The great swallow-tailed swift is 18 to 20.5 cm long and weighs about 48 g. It has long narrow wings and a long deeply forked tail. The sexes are alike. Adults have a black crown and upper face with two white spots on the forehead. Most of their body is bluish black. Their lower face, throat, collar, upper chest, and flanks are white. Their flight feathers have grayish ends and white tips.
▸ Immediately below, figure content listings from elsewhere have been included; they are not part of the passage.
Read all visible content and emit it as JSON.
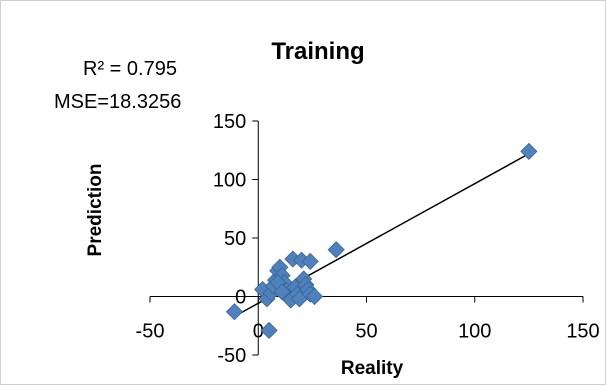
{
  "chart_data": {
    "type": "scatter",
    "title": "Training",
    "xlabel": "Reality",
    "ylabel": "Prediction",
    "xlim": [
      -50,
      150
    ],
    "ylim": [
      -50,
      150
    ],
    "xticks": [
      "-50",
      "0",
      "50",
      "100",
      "150"
    ],
    "yticks": [
      "-50",
      "0",
      "50",
      "100",
      "150"
    ],
    "annotations": [
      "R² = 0.795",
      "MSE=18.3256"
    ],
    "marker_color": "#4F81BD",
    "trendline_color": "#000000",
    "trendline": {
      "x": [
        -10,
        125
      ],
      "y": [
        -16,
        122
      ]
    },
    "grid": false,
    "legend": "none",
    "points": [
      {
        "x": -11,
        "y": -13
      },
      {
        "x": 5,
        "y": -29
      },
      {
        "x": 2,
        "y": 6
      },
      {
        "x": 4,
        "y": -2
      },
      {
        "x": 6,
        "y": 3
      },
      {
        "x": 7,
        "y": 9
      },
      {
        "x": 8,
        "y": 14
      },
      {
        "x": 9,
        "y": 22
      },
      {
        "x": 10,
        "y": 25
      },
      {
        "x": 11,
        "y": 18
      },
      {
        "x": 12,
        "y": 12
      },
      {
        "x": 13,
        "y": 5
      },
      {
        "x": 14,
        "y": 0
      },
      {
        "x": 15,
        "y": -3
      },
      {
        "x": 16,
        "y": 32
      },
      {
        "x": 17,
        "y": 8
      },
      {
        "x": 18,
        "y": 2
      },
      {
        "x": 19,
        "y": -2
      },
      {
        "x": 20,
        "y": 31
      },
      {
        "x": 21,
        "y": 15
      },
      {
        "x": 22,
        "y": 10
      },
      {
        "x": 23,
        "y": 6
      },
      {
        "x": 24,
        "y": 30
      },
      {
        "x": 24,
        "y": 2
      },
      {
        "x": 26,
        "y": 0
      },
      {
        "x": 9,
        "y": 12
      },
      {
        "x": 11,
        "y": 4
      },
      {
        "x": 36,
        "y": 40
      },
      {
        "x": 125,
        "y": 124
      }
    ]
  }
}
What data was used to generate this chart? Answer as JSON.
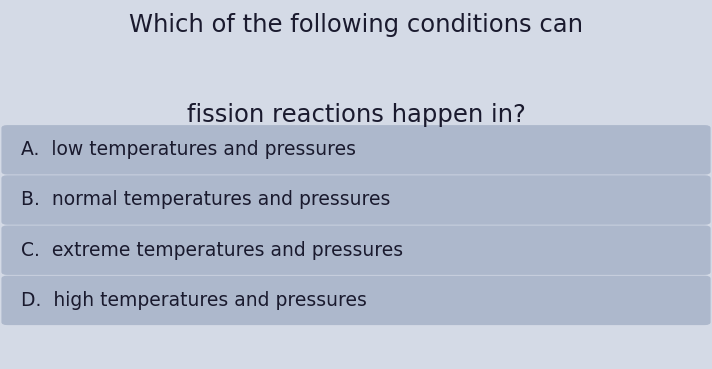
{
  "title_line1": "Which of the following conditions can",
  "title_line2": "fission reactions happen in?",
  "options": [
    "A.  low temperatures and pressures",
    "B.  normal temperatures and pressures",
    "C.  extreme temperatures and pressures",
    "D.  high temperatures and pressures"
  ],
  "background_color": "#d4dae6",
  "option_box_color": "#adb8cc",
  "title_color": "#1a1a2e",
  "option_text_color": "#1a1a2e",
  "title_fontsize": 17.5,
  "option_fontsize": 13.5,
  "fig_width": 7.12,
  "fig_height": 3.69,
  "dpi": 100
}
==Distribution and habitat==

The great swallow-tailed swift is found from Nayarit in western Mexico south through Guatemala and Honduras into northern Nicaragua. There are also a few records in Costa Rica. It generally inhabits arid to semi-arid highland landscapes characterized by canyons and large cliffs. In elevation it typically ranges between 1000 and 2000 m but sometimes wanders to humid areas as low as 600 m.

==Behavior==
===Movement===

The great swallow-tailed swift is generally a year-round resident throughout its range but some wander to Costa Rica outside the breeding season.

===Feeding===

Like all swifts, the great swallow-tailed swift is an aerial insectivore. It usually forages alone or in small flocks of its species. Details of its diet are lacking.

===Breeding===

The great swallow-tailed swift builds a tubular nest about 40 to 60 cm long from seed fluff and feathers felted with saliva. It has an entrance near the bottom and the eggs are held on shelf towards the top. It is suspended from the underside of an overhanging rock. The clutch size us unknown but is suspected to be the same two or three eggs as that of the lesser swallow-tailed swift. Nothing else is known about its breeding biology.

===Vocalization===

Two vocalizations of the great swallow-tailed swift are "a plaintive, subtly bisyllabic teeuw, teeuw" and "a reedy chatter kri-kri-kri-kri-kreeuw-kreee".

==Status==

The IUCN has assessed the great swallow-tailed swift as being of Least Concern. It has a large range and an estimated population of between 20,000 and 50,000 mature individuals. The latter is believed to be decreasing. No immediate threats have been identified. Some authors believe it is one of the rarer swifts but it appears to be common in at least Honduras.